Ignore Keywords; GOOG Fail
Back in September, Matt Cutts wrote a post on how Google does not factor in the keywords metatag in its web search results. For most, this came as a fat “no shit” moment. We’ve all smelled something funny for years — it just took animal control to pull the carcass out and prove there was something actually dead.
Google’s reasons are legit, I suppose. Before they wrote the PR algorithm that saved the world, knuckle-dragging search engines were heavily emphasizing metatag values in their ranking, which of course led to ridiculous spamming and keyword bombing. We all know the mid-90s were dark times. Google simply chose to wash their hands of the nonsense.
The GOOG continues to recognize just about all other pieces of page content. But it does not recognize the one tag that represents a 1:1 ratio to its core functionality. After we author a page of great content, we have to rig together a wobbly net of page titles, meta descriptions, header tags, strong and emphasis tags, alternative text attributes and a bunch of other bullshit hoping we strike just the right balance to match the right key phrase searches without the Master Control Program thinking we’re up to something fishy.

I’m not denying the historic abuse of the keywords meta tag. I am more incredulous at the fact that website owners have no means to directly suggest actual search phrases with which they want to be found. Google keeps pushing the amorphous “just write good content” propaganda, and the pale, bloodshot SEO industry spends its life circling a drain of speculative reverse engineering, insider trading and technical alchemy. Everyone in between is screwed.
DOES ANYONE ELSE SEE THE IRONY?
- Why can dedicated site owners not create a list of suggested keywords in Google Webmaster Tools?

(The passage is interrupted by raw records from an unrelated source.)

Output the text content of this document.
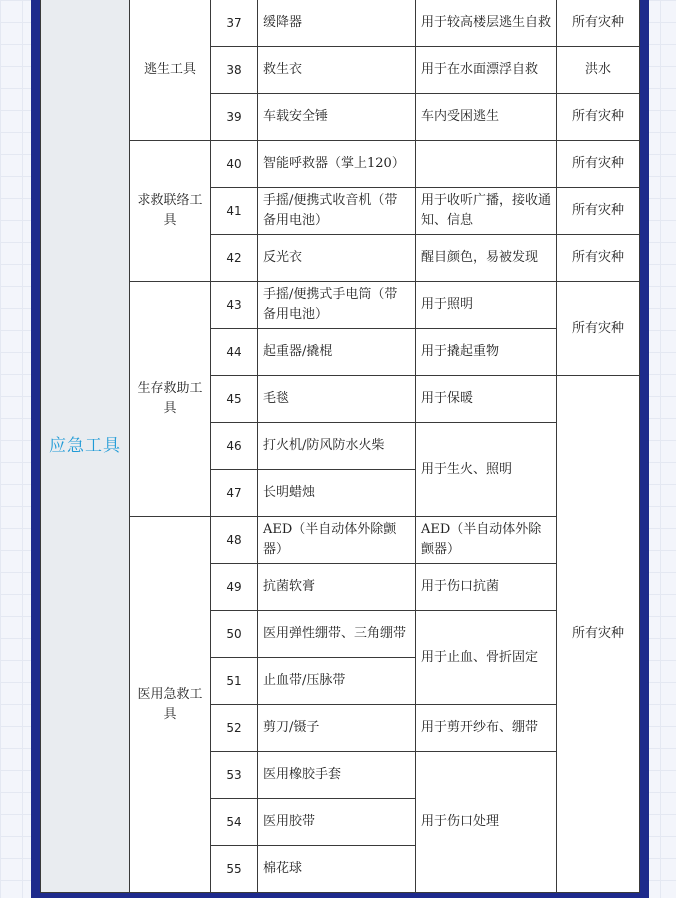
应急工具	逃生工具	37	缓降器	用于较高楼层逃生自救	所有灾种
		38	救生衣	用于在水面漂浮自救	洪水
		39	车载安全锤	车内受困逃生	所有灾种
	求救联络工具	40	智能呼救器（掌上120）		所有灾种
		41	手摇/便携式收音机（带备用电池）	用于收听广播，接收通知、信息	所有灾种
		42	反光衣	醒目颜色，易被发现	所有灾种
	生存救助工具	43	手摇/便携式手电筒（带备用电池）	用于照明	所有灾种
		44	起重器/撬棍	用于撬起重物	
		45	毛毯	用于保暖	所有灾种
		46	打火机/防风防水火柴	用于生火、照明	
		47	长明蜡烛		
	医用急救工具	48	AED（半自动体外除颤器）	AED（半自动体外除颤器）	
		49	抗菌软膏	用于伤口抗菌	
		50	医用弹性绷带、三角绷带	用于止血、骨折固定	
		51	止血带/压脉带		
		52	剪刀/镊子	用于剪开纱布、绷带	
		53	医用橡胶手套	用于伤口处理	
		54	医用胶带		
		55	棉花球		
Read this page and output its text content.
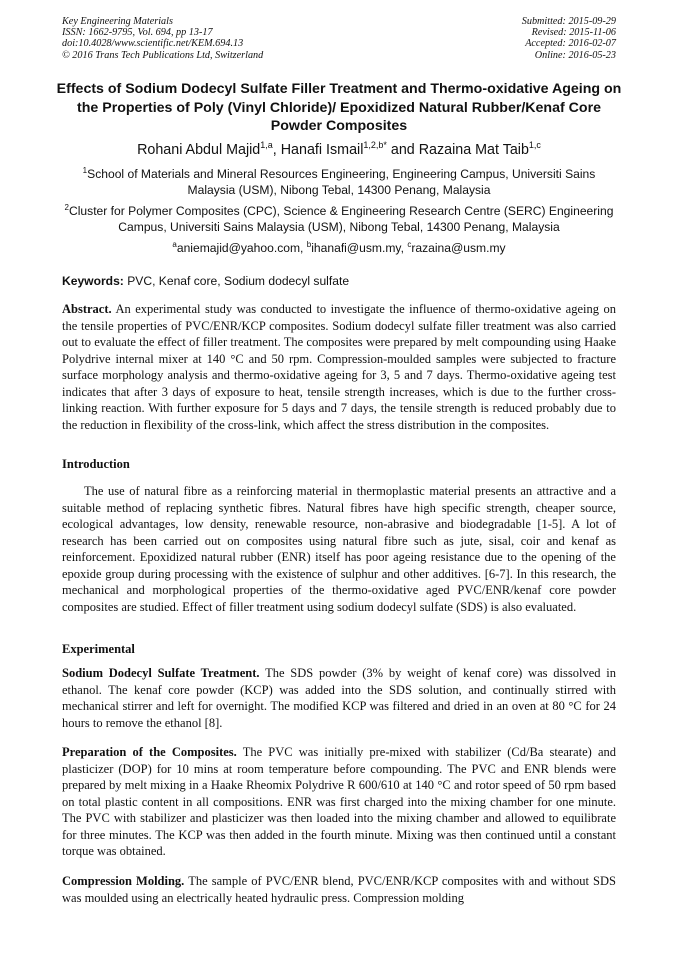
Key Engineering Materials
ISSN: 1662-9795, Vol. 694, pp 13-17
doi:10.4028/www.scientific.net/KEM.694.13
© 2016 Trans Tech Publications Ltd, Switzerland
Submitted: 2015-09-29
Revised: 2015-11-06
Accepted: 2016-02-07
Online: 2016-05-23
Effects of Sodium Dodecyl Sulfate Filler Treatment and Thermo-oxidative Ageing on the Properties of Poly (Vinyl Chloride)/ Epoxidized Natural Rubber/Kenaf Core Powder Composites
Rohani Abdul Majid$^{1,a}$, Hanafi Ismail$^{1,2,b*}$ and Razaina Mat Taib$^{1,c}$
$^1$School of Materials and Mineral Resources Engineering, Engineering Campus, Universiti Sains Malaysia (USM), Nibong Tebal, 14300 Penang, Malaysia
$^2$Cluster for Polymer Composites (CPC), Science & Engineering Research Centre (SERC) Engineering Campus, Universiti Sains Malaysia (USM), Nibong Tebal, 14300 Penang, Malaysia
$^a$aniemajid@yahoo.com, $^b$ihanafi@usm.my, $^c$razaina@usm.my
Keywords: PVC, Kenaf core, Sodium dodecyl sulfate
Abstract. An experimental study was conducted to investigate the influence of thermo-oxidative ageing on the tensile properties of PVC/ENR/KCP composites. Sodium dodecyl sulfate filler treatment was also carried out to evaluate the effect of filler treatment. The composites were prepared by melt compounding using Haake Polydrive internal mixer at 140 °C and 50 rpm. Compression-moulded samples were subjected to fracture surface morphology analysis and thermo-oxidative ageing for 3, 5 and 7 days. Thermo-oxidative ageing test indicates that after 3 days of exposure to heat, tensile strength increases, which is due to the further cross-linking reaction. With further exposure for 5 days and 7 days, the tensile strength is reduced probably due to the reduction in flexibility of the cross-link, which affect the stress distribution in the composites.
Introduction
The use of natural fibre as a reinforcing material in thermoplastic material presents an attractive and a suitable method of replacing synthetic fibres. Natural fibres have high specific strength, cheaper source, ecological advantages, low density, renewable resource, non-abrasive and biodegradable [1-5]. A lot of research has been carried out on composites using natural fibre such as jute, sisal, coir and kenaf as reinforcement. Epoxidized natural rubber (ENR) itself has poor ageing resistance due to the opening of the epoxide group during processing with the existence of sulphur and other additives. [6-7]. In this research, the mechanical and morphological properties of the thermo-oxidative aged PVC/ENR/kenaf core powder composites are studied. Effect of filler treatment using sodium dodecyl sulfate (SDS) is also evaluated.
Experimental
Sodium Dodecyl Sulfate Treatment. The SDS powder (3% by weight of kenaf core) was dissolved in ethanol. The kenaf core powder (KCP) was added into the SDS solution, and continually stirred with mechanical stirrer and left for overnight. The modified KCP was filtered and dried in an oven at 80 °C for 24 hours to remove the ethanol [8].
Preparation of the Composites. The PVC was initially pre-mixed with stabilizer (Cd/Ba stearate) and plasticizer (DOP) for 10 mins at room temperature before compounding. The PVC and ENR blends were prepared by melt mixing in a Haake Rheomix Polydrive R 600/610 at 140 °C and rotor speed of 50 rpm based on total plastic content in all compositions. ENR was first charged into the mixing chamber for one minute. The PVC with stabilizer and plasticizer was then loaded into the mixing chamber and allowed to equilibrate for three minutes. The KCP was then added in the fourth minute. Mixing was then continued until a constant torque was obtained.
Compression Molding. The sample of PVC/ENR blend, PVC/ENR/KCP composites with and without SDS was moulded using an electrically heated hydraulic press. Compression molding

- Why is Google not smart enough to map these suggestions against the actual site content to gauge their validity?
- Why does it show me the phrases for which I rank but offer no way for me to help improve my own relevancy?
- Where is the logic in heavily weighing some invisible content like meta description, but completely disregarding an even more direct clue?
- For all the noise given to structured data, why can’t properly tagged content (ahem) become a more controllable and civil keyword environment?
- Will my PageRank drop even further now that I’m badmouthing the Master Control Program and Herr Cutts?
I am getting tired of the tyranny.
commentary + criticism
Ross Johnson
wrote the following on Saturday December 19, 2009
You have a very valid point. There are plenty of “search engines” that use tagging as a primary method of comprehending content and do so effectively.
Technorati, Flickr, etc…
Of course they could still heavily weigh other factors as well, but it does make sense for page authors to be able to say what their content is about with out having to write a page title that is more search friendly than person friendly.
Joseph Sims
wrote the following on Monday January 11, 2010
I don’t think you have a full understanding of how things work in their algorithms (well, none does, really, but anyway.).
If they are mapping the keywords tags to your site content for validity, why not just skip the tag and map your site content… if they corellate anyway, why have the two?
Meta description is not heavily weighed, in fact, in Google, it is not used for anything other than HELPING it to decide what your snippet text(the little description under your page title in the SERPS) is. It isn’t used for ranking at all.
Google is not in the “help you improve your relevancy” business… they are in the “separate the wheat from the chaff in the index” business. If you want to improve your relevancy, be more relevant, more specifically, get people to link to you from other relevant websites, and make sure their anchor text sends the right message.
Point: Google can’t let people define their own keywords. If they are going to cross check those keywords with site content, why not just use the site content.
Personally, I like not having to deal with the keyword garbage, and having misinformed clients give me lists of every term they want to market to for me to parse through.
Kevin
wrote the following on Wednesday January 13, 2010
@Joseph —
Because people search by keywords. And I want to tell search engines what keywords I want to be found for. People do not search by typing in paragraphs of content. I want to establish a one-to-one ratio with my content and how people find it, NOT play a guessing game.
Of course it is. The title tag is a massive factor, and the description does matter beyond the little description in the SERP.
Ben
wrote the following on Thursday March 4, 2010
Old post I know, but:
Google definitely doesn’t pay any attention to the description meta tag in deciding ranking. Here’s a video blog of a Google engineer saying just that:
http://googlewebmastercentral.blogspot.com/2009/09/google-does-not-use-keywords-meta-tag.html
Kevin
wrote the following on Friday March 5, 2010
In that post, he’s discussing the keywords meta tag, not the description meta tag. In fact, he goes on to explicitly state that they DO value the description.